In secondo luogo. Come verrebbe tassato questo (eventuale) «salario tornato disponibile»? Finché rimane custodito in azienda o all’Inps, infatti, subisce una tassazione distinta tra una parte fissa e una sulla rivalutazione mensile/annua (1,5% annuo fisso, più il 75% dell’incremento dell’indice dei prezzi Istat). Se subisse invece il prelievo ordinario in busta paga, magari maggiorato a causa del fiscal drag, ci sarebbe una perdita secca anche sensibile. Insomma: con una mano viene data subito un cifra netta minore di quella che attualmente finisce nel tfr, con l’altra viene fatto scomparire un istituto che – in tempi di crisi – funziona da ammortizzatore sociale, mentre in tempi normali permetteva di agire sulla mobilità  sociale (acquisto di casa, avvio di attività  per i figli, ecc) e sull’espansione dei consumi. Un modo di «far cassa» mentre si fa finta di «dare» qualcosa.

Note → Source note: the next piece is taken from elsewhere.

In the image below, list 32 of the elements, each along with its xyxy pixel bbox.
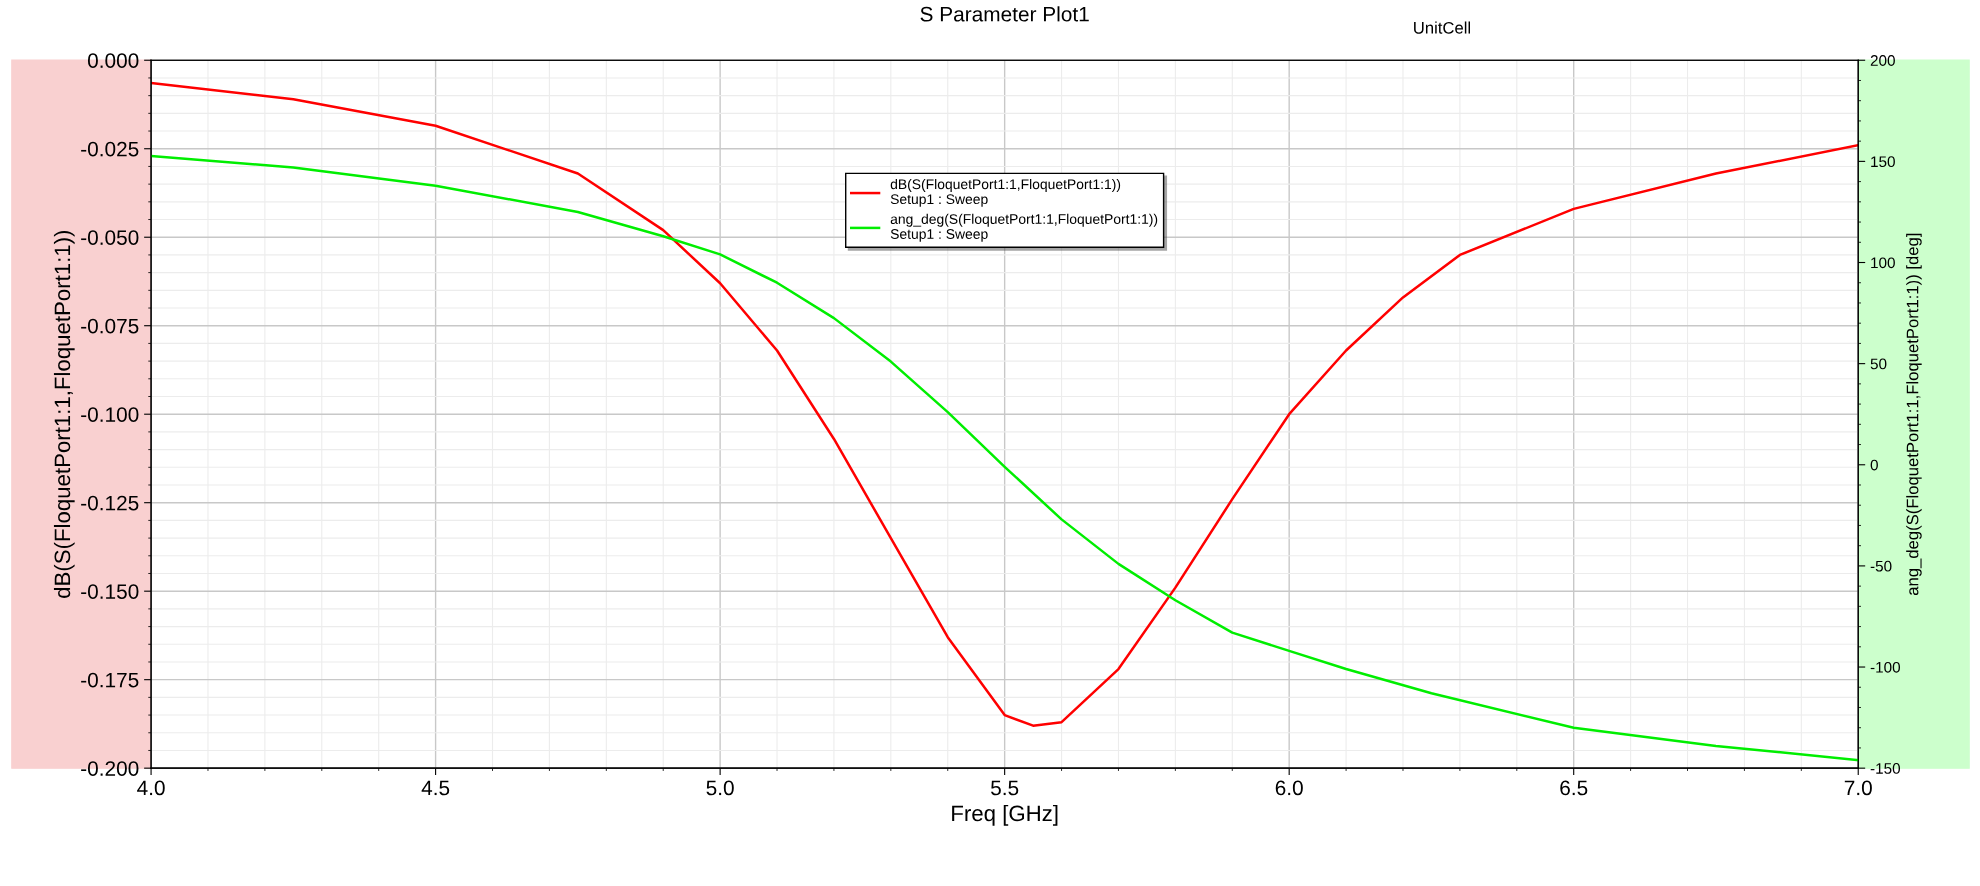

In terzo luogo. Per molti il tfr è già  stato dirottato verso i fondi pensione per costruire la famosa «seconda gamba» previdenziale, visto che quella pubblica veniva ridotta all’osso da un’orgia di «riforme delle pensioni». Si abolisce questa possibilità ? Si mantiene il diritto – c’è un contratto con i fondi – di usufruire di quanto maturato con questa «seconda gamba»? O si chiede indietro l’intera cifra già  versata, ovviamente con la rivalutazione «garantita dai mercati» (si era detta persino questa idiozia, allora…)? E i fondi, sono d’accordo? Cosa vorrebbero in cambio?
Quarto. Per le imprese sotto i 50 dipendenti (oltre il 90% del totale) si tratta di una mazzata. Quei soldi, ora, vengono usati dall’azienda fin quando il lavoratore non va in pensione. Con cosa possono sostituire questa «liquidità » improvvisamente prosciugata? Non a caso da Confindustria la proposta è stata accolta col più gelido dei silenzi (difficile presentarla come una «misura per la crescita»), in attesa di lumi da parte di fonti un po’ più attenbili dell’Umberto padano.

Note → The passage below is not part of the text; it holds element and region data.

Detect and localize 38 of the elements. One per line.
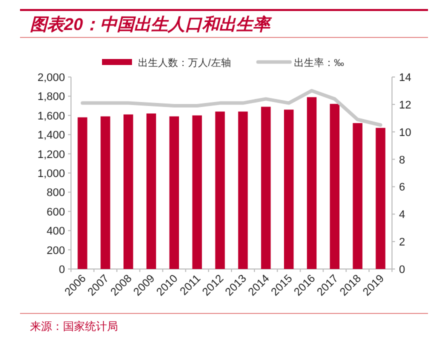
title: 图表20：中国出生人口和出生率 [30,15,270,34]
y-tick-label: 2,000 [37,72,65,84]
y2-tick-label: 6 [399,182,406,194]
bar [330,104,340,269]
bar [146,113,156,269]
bar [284,110,294,269]
y-tick-label: 1,200 [37,148,65,161]
y-tick-label: 1,000 [37,168,65,180]
bar [169,116,179,269]
y-tick-label: 600 [46,206,65,218]
bar [238,112,248,269]
y2-tick-label: 2 [399,236,406,249]
bar [306,97,317,269]
bar [124,114,134,269]
y2-tick-label: 0 [399,264,406,276]
bar [192,115,202,269]
line-series [80,88,382,127]
bar [215,112,225,269]
legend-label: 出生人数：万人/左轴 [138,57,231,69]
y2-tick-label: 14 [399,72,412,84]
legend-label: 出生率：‰ [294,57,344,69]
bar [261,106,271,269]
bar [78,117,88,269]
y-tick-label: 400 [46,226,65,238]
y-tick-label: 1,600 [37,110,65,122]
y2-tick-label: 8 [399,154,406,166]
y-tick-label: 1,800 [37,91,65,104]
source-note: 来源：国家统计局 [30,320,118,333]
y2-tick-label: 10 [399,126,412,139]
bar [100,116,110,269]
bar [352,123,362,269]
y-tick-label: 200 [46,244,65,257]
y2-tick-label: 4 [399,209,406,222]
bar [376,128,386,269]
y-tick-label: 1,400 [37,130,65,142]
y-tick-label: 800 [46,187,65,200]
y-tick-label: 0 [58,264,65,276]
y2-tick-label: 12 [399,99,412,112]
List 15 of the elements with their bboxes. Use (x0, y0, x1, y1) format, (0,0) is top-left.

Le ipotesi al vaglio per «compensare» le imprese sono al momento tutte molto fumose (credito agevolato, intervento della Cassa depositi e prestiti, ecc). Ma non c’è dubbio che, alla fine, una soluzione vantaggiosa per imprese e fondi pensione potrebbe esser trovata. Tanto si tratta di decidere di cosa fare di soldi altrui. Ossia nostri.